El cielo rugía sobre las grises montañas, mientras las huestes del reino de Seldor avanzaban con el murmullo de la desolación. El ejercicio del príncipe Reyran había sido traicionado, emboscado y masacrado en el diente del dragón. Todavía podían escucharse los desgarradores gritos y las lágrimas amontonándose en la roca besando a sus muertos.

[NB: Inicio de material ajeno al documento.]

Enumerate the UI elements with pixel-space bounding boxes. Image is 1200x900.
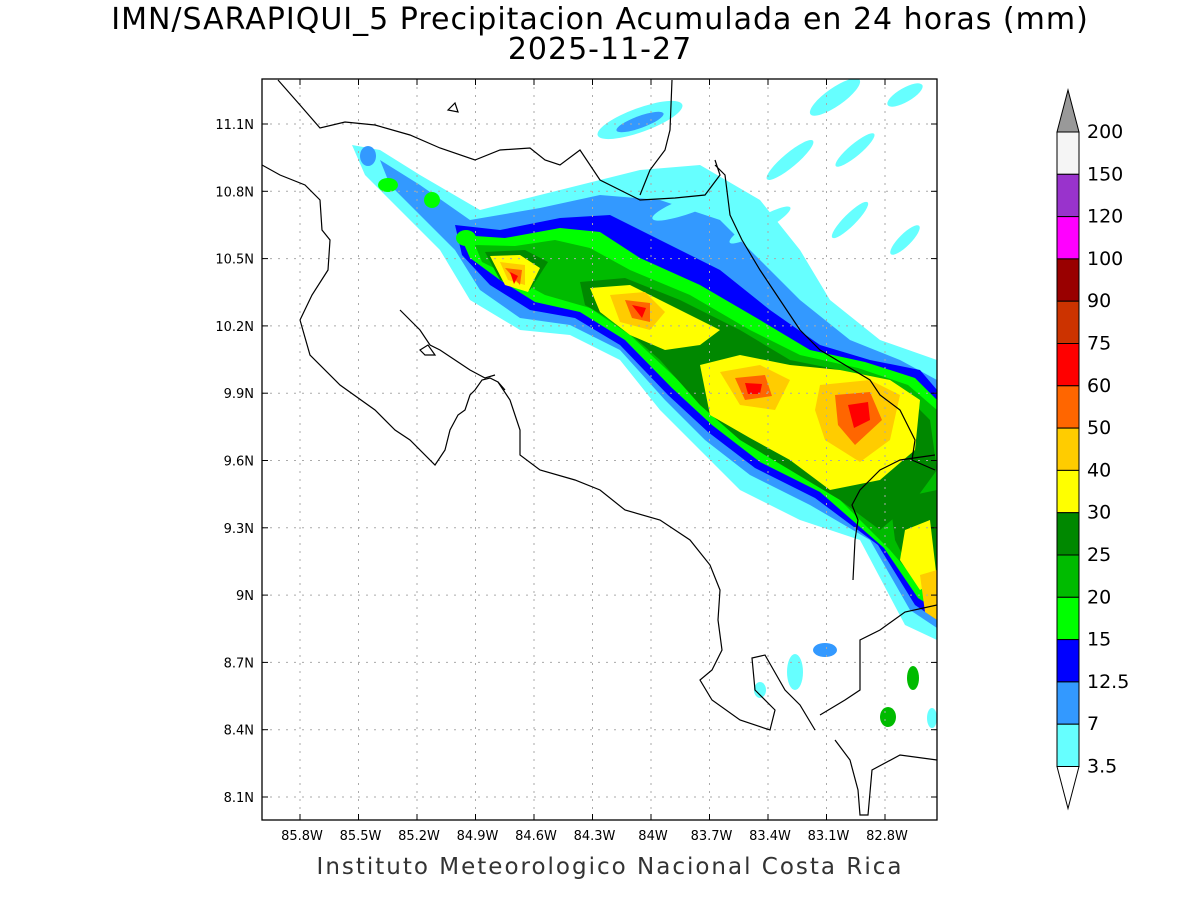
legend-label: 120 bbox=[1087, 206, 1123, 228]
lat-label: 8.1N bbox=[224, 791, 254, 806]
lon-label: 84W bbox=[638, 829, 668, 844]
legend-swatch bbox=[1056, 343, 1080, 387]
lon-label: 84.3W bbox=[574, 829, 616, 844]
lon-label: 85.5W bbox=[340, 829, 382, 844]
lat-label: 9.9N bbox=[224, 387, 254, 402]
legend-label: 3.5 bbox=[1087, 756, 1117, 778]
longitude-axis: 85.8W 85.5W 85.2W 84.9W 84.6W 84.3W 84W 83.7W 83… bbox=[281, 79, 908, 844]
legend-label: 7 bbox=[1087, 713, 1099, 735]
lon-label: 83.4W bbox=[749, 829, 791, 844]
legend-label: 50 bbox=[1087, 417, 1111, 439]
legend-label: 90 bbox=[1087, 290, 1111, 312]
small-island bbox=[446, 101, 459, 113]
legend-swatch bbox=[1056, 469, 1080, 514]
rain-40-area bbox=[500, 262, 937, 620]
legend-swatch bbox=[1056, 512, 1080, 556]
rain-patches-northwest bbox=[360, 146, 476, 246]
legend-label: 30 bbox=[1087, 502, 1111, 524]
color-legend: 200 150 120 100 90 75 60 50 40 30 25 20 15 12.5 7 3.5 bbox=[1056, 88, 1129, 811]
lat-label: 9.6N bbox=[224, 455, 254, 470]
legend-label: 200 bbox=[1087, 121, 1123, 143]
legend-swatch bbox=[1056, 723, 1080, 768]
lon-label: 82.8W bbox=[866, 829, 908, 844]
lake-coast bbox=[262, 164, 331, 321]
precipitation-field bbox=[352, 79, 937, 728]
panama-border bbox=[851, 454, 936, 581]
coastlines bbox=[262, 79, 937, 816]
legend-swatch bbox=[1056, 427, 1080, 471]
lat-label: 10.2N bbox=[215, 320, 254, 335]
rain-band-main bbox=[352, 145, 937, 640]
rain-streaks-north bbox=[597, 79, 923, 255]
legend-swatch bbox=[1056, 639, 1080, 683]
caribbean-coast bbox=[714, 164, 936, 471]
legend-swatch bbox=[1056, 596, 1080, 641]
lon-label: 85.8W bbox=[281, 829, 323, 844]
lon-label: 84.9W bbox=[457, 829, 499, 844]
nicaragua-coast bbox=[277, 79, 721, 201]
lat-label: 9.3N bbox=[224, 522, 254, 537]
lon-label: 85.2W bbox=[398, 829, 440, 844]
lat-label: 11.1N bbox=[215, 118, 254, 133]
legend-swatch bbox=[1056, 173, 1080, 218]
lat-label: 10.8N bbox=[215, 185, 254, 200]
map-grid bbox=[262, 79, 937, 820]
lat-label: 8.7N bbox=[224, 656, 254, 671]
legend-swatch bbox=[1056, 216, 1080, 260]
panama-coast bbox=[819, 604, 937, 716]
legend-cap-top bbox=[1056, 88, 1080, 133]
lon-label: 83.7W bbox=[691, 829, 733, 844]
map-date: 2025-11-27 bbox=[507, 32, 693, 67]
rain-12.5-area bbox=[455, 215, 937, 620]
nicaragua-border bbox=[639, 79, 673, 196]
panama-pacific bbox=[834, 739, 937, 816]
legend-label: 40 bbox=[1087, 459, 1111, 481]
lon-label: 84.6W bbox=[515, 829, 557, 844]
legend-swatch bbox=[1056, 258, 1080, 302]
lat-label: 8.4N bbox=[224, 724, 254, 739]
legend-label: 60 bbox=[1087, 375, 1111, 397]
legend-label: 100 bbox=[1087, 248, 1123, 270]
lat-label: 9N bbox=[236, 589, 254, 604]
map-title: IMN/SARAPIQUI_5 Precipitacion Acumulada … bbox=[111, 2, 1089, 37]
footer-credit: Instituto Meteorologico Nacional Costa R… bbox=[316, 854, 904, 880]
legend-label: 12.5 bbox=[1087, 671, 1129, 693]
legend-cap-bottom bbox=[1056, 766, 1080, 811]
gulf-nicoya bbox=[399, 309, 496, 379]
legend-swatch bbox=[1056, 681, 1080, 725]
legend-swatch bbox=[1056, 300, 1080, 345]
legend-label: 75 bbox=[1087, 333, 1111, 355]
nicoya-coast bbox=[299, 319, 506, 466]
legend-swatch bbox=[1056, 131, 1080, 175]
gulf-island bbox=[419, 344, 437, 356]
lon-label: 83.1W bbox=[808, 829, 850, 844]
plot-frame bbox=[261, 78, 938, 821]
legend-swatch bbox=[1056, 554, 1080, 598]
rain-50-area bbox=[505, 268, 882, 445]
legend-swatch bbox=[1056, 385, 1080, 429]
legend-label: 15 bbox=[1087, 629, 1111, 651]
rain-patches-south bbox=[754, 643, 937, 728]
latitude-axis: 11.1N 10.8N 10.5N 10.2N 9.9N 9.6N 9.3N 9N 8.7N 8.… bbox=[215, 118, 937, 806]
legend-label: 25 bbox=[1087, 544, 1111, 566]
pacific-coast bbox=[497, 381, 816, 731]
legend-label: 20 bbox=[1087, 586, 1111, 608]
legend-label: 150 bbox=[1087, 163, 1123, 185]
lat-label: 10.5N bbox=[215, 253, 254, 268]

Lurggar sabía de qué de una forma u otra esa noche iban a morir; sentía a los magos cerca, siempre estaban cerca, tenían ojos por todas partes, y eran letales en sus conjuros de sangre. En la batalla de Amnath había visto lo que le podían hacer a un hombre, se regocijaban en su caza con placer, monstruos depravados e inmisericordes que no les importaba sacrificar a sus propios hombres.

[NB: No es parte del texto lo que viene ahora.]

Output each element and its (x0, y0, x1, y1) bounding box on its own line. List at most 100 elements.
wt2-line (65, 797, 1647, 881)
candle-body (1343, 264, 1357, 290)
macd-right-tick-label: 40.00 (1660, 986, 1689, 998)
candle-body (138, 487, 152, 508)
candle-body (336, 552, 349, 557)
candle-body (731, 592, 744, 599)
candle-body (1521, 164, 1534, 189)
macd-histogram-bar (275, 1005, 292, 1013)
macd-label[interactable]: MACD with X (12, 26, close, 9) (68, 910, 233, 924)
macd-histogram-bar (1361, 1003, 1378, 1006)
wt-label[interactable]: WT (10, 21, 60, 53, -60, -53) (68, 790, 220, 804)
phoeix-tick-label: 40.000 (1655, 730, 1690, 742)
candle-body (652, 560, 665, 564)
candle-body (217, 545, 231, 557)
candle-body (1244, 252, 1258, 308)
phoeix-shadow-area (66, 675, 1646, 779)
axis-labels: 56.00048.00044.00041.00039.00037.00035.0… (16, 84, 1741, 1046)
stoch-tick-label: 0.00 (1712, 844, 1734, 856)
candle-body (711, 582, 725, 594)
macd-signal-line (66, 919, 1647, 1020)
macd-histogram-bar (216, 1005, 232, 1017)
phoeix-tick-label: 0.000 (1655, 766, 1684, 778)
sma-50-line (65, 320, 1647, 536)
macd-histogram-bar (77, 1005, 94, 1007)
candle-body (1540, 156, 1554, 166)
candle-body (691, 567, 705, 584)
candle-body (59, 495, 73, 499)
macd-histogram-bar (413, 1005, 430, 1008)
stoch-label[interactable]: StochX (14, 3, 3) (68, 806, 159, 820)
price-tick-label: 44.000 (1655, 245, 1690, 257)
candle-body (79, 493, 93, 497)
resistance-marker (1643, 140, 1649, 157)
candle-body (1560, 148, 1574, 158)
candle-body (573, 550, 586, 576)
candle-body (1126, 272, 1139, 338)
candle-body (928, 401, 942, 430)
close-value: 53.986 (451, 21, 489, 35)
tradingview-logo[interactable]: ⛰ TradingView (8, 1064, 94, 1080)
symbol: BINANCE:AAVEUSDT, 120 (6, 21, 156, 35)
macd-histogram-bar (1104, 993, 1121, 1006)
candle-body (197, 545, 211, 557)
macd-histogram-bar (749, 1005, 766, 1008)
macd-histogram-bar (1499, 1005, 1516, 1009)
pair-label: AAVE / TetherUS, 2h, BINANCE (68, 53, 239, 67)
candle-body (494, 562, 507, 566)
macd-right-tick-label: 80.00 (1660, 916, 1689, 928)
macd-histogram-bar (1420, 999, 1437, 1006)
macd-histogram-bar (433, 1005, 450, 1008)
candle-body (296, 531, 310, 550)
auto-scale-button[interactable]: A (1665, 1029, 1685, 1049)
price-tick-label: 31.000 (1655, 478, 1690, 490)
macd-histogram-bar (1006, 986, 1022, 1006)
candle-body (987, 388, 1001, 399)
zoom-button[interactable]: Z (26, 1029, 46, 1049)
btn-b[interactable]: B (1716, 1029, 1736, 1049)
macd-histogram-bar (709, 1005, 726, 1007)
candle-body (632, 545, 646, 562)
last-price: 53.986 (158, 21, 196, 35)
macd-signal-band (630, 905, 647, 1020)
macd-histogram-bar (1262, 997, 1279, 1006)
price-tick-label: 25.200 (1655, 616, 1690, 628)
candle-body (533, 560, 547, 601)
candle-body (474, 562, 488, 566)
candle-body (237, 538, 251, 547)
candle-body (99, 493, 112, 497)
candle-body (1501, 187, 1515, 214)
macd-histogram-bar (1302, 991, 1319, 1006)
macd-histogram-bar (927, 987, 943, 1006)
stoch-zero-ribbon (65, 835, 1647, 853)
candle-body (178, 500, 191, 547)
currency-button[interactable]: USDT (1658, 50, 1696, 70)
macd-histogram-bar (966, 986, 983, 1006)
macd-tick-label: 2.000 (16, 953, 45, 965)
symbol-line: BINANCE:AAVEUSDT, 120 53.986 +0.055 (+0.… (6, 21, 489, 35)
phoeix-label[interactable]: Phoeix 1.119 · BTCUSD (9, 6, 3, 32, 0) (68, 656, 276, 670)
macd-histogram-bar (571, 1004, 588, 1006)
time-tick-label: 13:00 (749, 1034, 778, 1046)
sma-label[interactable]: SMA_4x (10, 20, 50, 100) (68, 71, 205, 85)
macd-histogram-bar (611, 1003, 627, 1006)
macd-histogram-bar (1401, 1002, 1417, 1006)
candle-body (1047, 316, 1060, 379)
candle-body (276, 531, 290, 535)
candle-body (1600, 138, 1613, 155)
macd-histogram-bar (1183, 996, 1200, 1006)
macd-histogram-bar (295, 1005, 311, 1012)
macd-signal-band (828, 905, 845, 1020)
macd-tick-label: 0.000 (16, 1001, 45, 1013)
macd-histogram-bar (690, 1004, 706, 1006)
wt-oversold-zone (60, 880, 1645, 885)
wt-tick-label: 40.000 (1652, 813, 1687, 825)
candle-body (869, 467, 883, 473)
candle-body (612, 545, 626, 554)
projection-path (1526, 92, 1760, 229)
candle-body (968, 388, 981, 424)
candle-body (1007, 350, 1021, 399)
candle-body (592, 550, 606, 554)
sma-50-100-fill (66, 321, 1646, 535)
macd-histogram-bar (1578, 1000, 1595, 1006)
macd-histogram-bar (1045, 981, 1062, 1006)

Todo el mundo guardaba la esperanzaba de llegar a los desfiladeros. Aunque no lo admitieran, los magos les temían a las gárgolas que vivían en las profundidades; podían sentirles, despertaban al sentir el más pequeño atisbo de magia, y se lanzaban hambrientas a lo que fuera que les llevara su sed de poder. Pero Lurggar temía que fuera demasiado tarde.
— Esta desangrándose—. dijo, Jaddad.
— Si nos detenemos, moriremos todos—. reclamó, Lurggar.

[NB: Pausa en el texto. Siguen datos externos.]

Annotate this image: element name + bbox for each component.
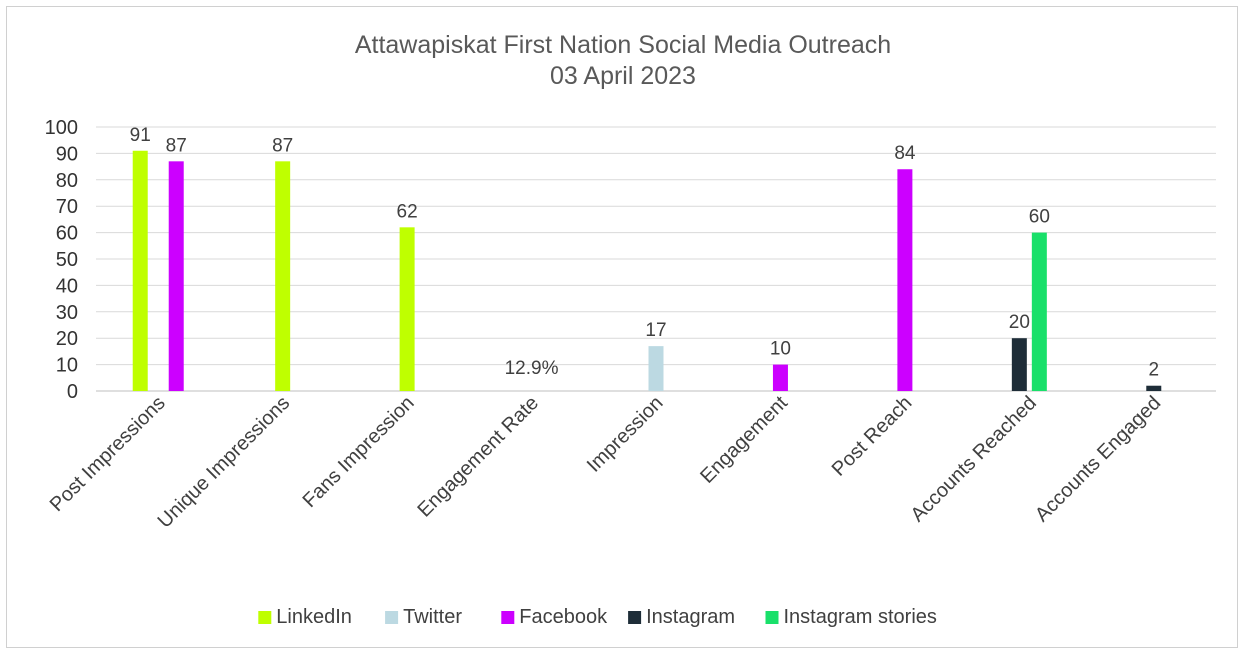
legend-swatch: [501, 611, 515, 624]
legend-label: Twitter: [403, 606, 462, 628]
y-tick-label: 80: [56, 170, 78, 192]
legend-label: LinkedIn: [276, 606, 352, 628]
category-label: Accounts Engaged: [1031, 392, 1165, 526]
category-label: Engagement Rate: [414, 392, 544, 522]
category-label: Engagement: [696, 392, 792, 488]
legend-swatch: [258, 611, 272, 624]
legend: LinkedIn Twitter Facebook Instagram Instagra…: [258, 606, 937, 628]
y-tick-label: 70: [56, 196, 78, 218]
data-label: 2: [1148, 360, 1159, 381]
y-tick-label: 30: [56, 302, 78, 324]
legend-swatch: [628, 611, 642, 624]
bar-linkedin: [132, 150, 148, 391]
category-label: Post Reach: [828, 392, 917, 481]
legend-swatch: [765, 611, 779, 624]
y-tick-label: 60: [56, 223, 78, 245]
legend-label: Instagram: [646, 606, 735, 628]
bar-facebook: [897, 169, 913, 391]
data-label: 87: [166, 135, 187, 156]
data-labels: 91 87 87 62 17 10 84 20 60 2 12.9%: [130, 125, 1159, 381]
y-tick-label: 20: [56, 328, 78, 350]
category-label: Fans Impression: [299, 392, 419, 512]
bar-linkedin: [399, 227, 415, 391]
y-tick-label: 0: [67, 381, 78, 403]
chart-title: Attawapiskat First Nation Social Media O…: [354, 31, 892, 59]
bar-linkedin: [275, 161, 291, 391]
legend-label: Facebook: [519, 606, 608, 628]
bar-instagram: [1146, 385, 1162, 391]
bar-instagram: [1011, 338, 1027, 391]
data-label: 87: [272, 135, 293, 156]
data-label: 84: [894, 143, 916, 164]
y-tick-label: 100: [45, 117, 78, 139]
data-label: 20: [1009, 312, 1030, 333]
legend-swatch: [385, 611, 399, 624]
chart-subtitle: 03 April 2023: [550, 62, 696, 90]
category-label: Impression: [583, 392, 668, 477]
y-tick-label: 90: [56, 143, 78, 165]
bar-twitter: [648, 346, 664, 391]
category-label: Unique Impressions: [154, 392, 295, 533]
annotation-label: 12.9%: [505, 358, 559, 379]
data-label: 62: [397, 201, 418, 222]
data-label: 60: [1029, 207, 1050, 228]
y-tick-label: 40: [56, 275, 78, 297]
data-label: 10: [770, 339, 791, 360]
bar-instagram-stories: [1031, 232, 1047, 391]
category-label: Post Impressions: [46, 392, 170, 516]
bar-facebook: [772, 364, 788, 391]
y-tick-label: 10: [56, 355, 78, 377]
y-axis-ticks: 0 10 20 30 40 50 60 70 80 90 100: [45, 117, 78, 403]
data-label: 17: [645, 320, 666, 341]
bar-facebook: [168, 161, 184, 391]
category-label: Accounts Reached: [907, 392, 1041, 526]
legend-label: Instagram stories: [784, 606, 937, 628]
data-label: 91: [130, 125, 151, 146]
bars: [132, 150, 1162, 391]
y-tick-label: 50: [56, 249, 78, 271]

El príncipe Reynar había perdido demasiada sangre, su cuerpo se rendía y con ello, su voluntad. No volverían a ver a su amada Seldor. Era mejor, pensó Lurggar. No tendrían que verla consumida por el fuego. No verían a sus mujeres ser violadas y a sus niños ser vendidos como esclavos a Escadur. El Imperio no dejaría cabos sueltos.
— Conozco el camino a las minas de Cannar, sobreviviremos si evadimos a las gárgolas.
Nadie dijo nada más, escalaron el lado sur de la montaña y descendieron. Al caer la noche, el príncipe ya había muerto, y en la oscuridad, sin tiempo para lamentar a su señor, los monstruos cayeron para arrebatarles su fe. Se llevaron al príncipe en medio de un grito desesperado de Jaddad, su carne, alimento para esas bestias, y ni siquiera les tomo unos minutos.
La danza de sombras termino con la cabeza de Jaddad rodando por la hierba, y Lurggar cayendo por uno de los desfiladeros.
El destino le hizo aferrarse a una afilada roca, trepó buscando alejarse del sonido de la magia chocando porque, tal y como había supuesto Jaddad, los habían seguido aun sabiendo a lo que se enfrentarían. Vencerían, por supuesto, y a cualquier precio. Desde los tiempos del rey Vagrad, no se había visto tamaña temeridad.
Antes del amanecer llegó a una de las gargantas de Cannar, y se lamió las heridas esperando el momento. Porque lo encontrarían, pero en un sitio tan maldito su magia no les serviría, y por fin podría pelear en igualdad de condiciones, pero bajo el arte de la espada de los Seldor.